Verallgemeinernd kann gesagt werden, dass, auch wenn wir Lust am Ausüben unserer sexuellen Kräfte haben, Lust nicht deren Sinn und Zweck ist; sie gibt uns lediglich einen Beweggrund und einen gefährlichen noch dazu, welcher sich zeitweise im Konflikt mit dem wahren Zweck befinden mag und uns in die falsche Richtung weist. Wenn wir die Lust als den Zweck des Geschlechtsverkehrs betrachten, ist es so, als ob wir unseren Körper lediglich benutzen, um angenehme Empfindungen an unser Gehirn zu senden. Die Kräfte sind aber von unschätzbar größerer Würde als das, denn sie sind Teil von dem, was wir sind.

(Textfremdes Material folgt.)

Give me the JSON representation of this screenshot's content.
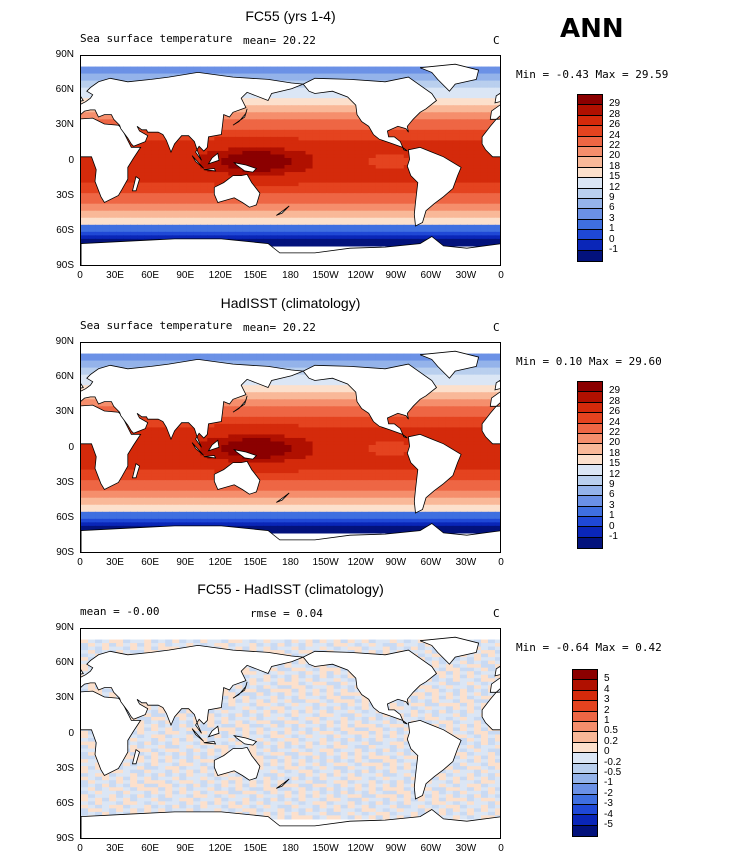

Nun denn, beginnen wir mit der Fortpflanzung. Bevor der Zweck von irgendetwas (nennen wir es P) das Verursachen von irgendetwas Anderem (nennen wir dies Q) sein kann, müssen zwei Bedingungen erfüllt sein, wobei die Fortpflanzung beide Bedingungen erfüllt.6 Erstens muss es so sein, dass P Q verursacht. Das ist gegeben, denn die sexuellen Kräfte ermöglichen die Fortpflanzung. Zweitens muss der Kausalzusammenhang von P zu Q ein Teil der Erklärung sein, warum es P überhaupt gibt. Fortpflanzung erfüllt auch diese Bedingung. Ohne den Zusammenhang zwischen sexuellen Kräften und neuem Leben würden alle Erklärungen dafür, warum wir sexuelle Kräfte haben, jämmerlich unvollständig bleiben. Selbst der leidenschaflichste Darwinist würde dem vermutlich zustimmen. (Übrigens: Wer sich Sorgen um eine Bevölkerungsexplosion macht, kann damit aufhören. In den Industrieländern beträgt die Geburtenrate 0,7 und verringert sich ständig. Das hat zur Folge, dass die nächste Generation zahlenmäßig nur 70% der jetzigen Generation ausmachen wird. Demografen realisieren bereits, dass die drohende Gefahr nicht in der Explosion, sondern in der Implosion der Bevölkerung liegt.)7

Wenn die Fortpflanzungsrelevanz gegeben ist, folgt daraus die Vereinigung. Mit uns verhält es sich nicht wie mit Guppys, die nur einen Augenblick kooperieren8. Die Fortpflanzung beim Menschen benötigt eine dauerhafte Partnerschaft zwischen zwei Menschen, einem Mann und einer Frau, die zwar verschieden sind, aber sich gerade dadurch ergänzen und ausgleichen. Vereinigung und Einheit sind somit charakteristisch für die Art der menschlichen Fortpflanzung. Ein Elternteil von jedem Geschlecht ist erforderlich, um ein Kind entstehen zu lassen, es zu erziehen und zu lehren. Zur Entstehung des Kindes sind beide notwendig; die Frau stellt das Ei zur Verfügung, der Mann befruchtet es, damit es in ihr heranwachsen kann. Beide werden zur Erziehung gebraucht; der Mann ist eher fähig, es zu beschützen, und die Frau, es zu ernähren. Beide werden gebraucht, um es zu lehren; denn es braucht ein Vorbild des eigenen und des anderen Geschlechts und ein Vorbild der Beziehung zwischen beiden. Mutter und Vater sind gemeinsam unersetzlich. Ihre in der Fortpflanzung beginnende Partnerschaft setzt sich selbst nach dem Erwachsenwerden der Kinder fort, weil die Kinder Rat und Tat ihrer Eltern brauchen, um eine eigene Familie zu gründen.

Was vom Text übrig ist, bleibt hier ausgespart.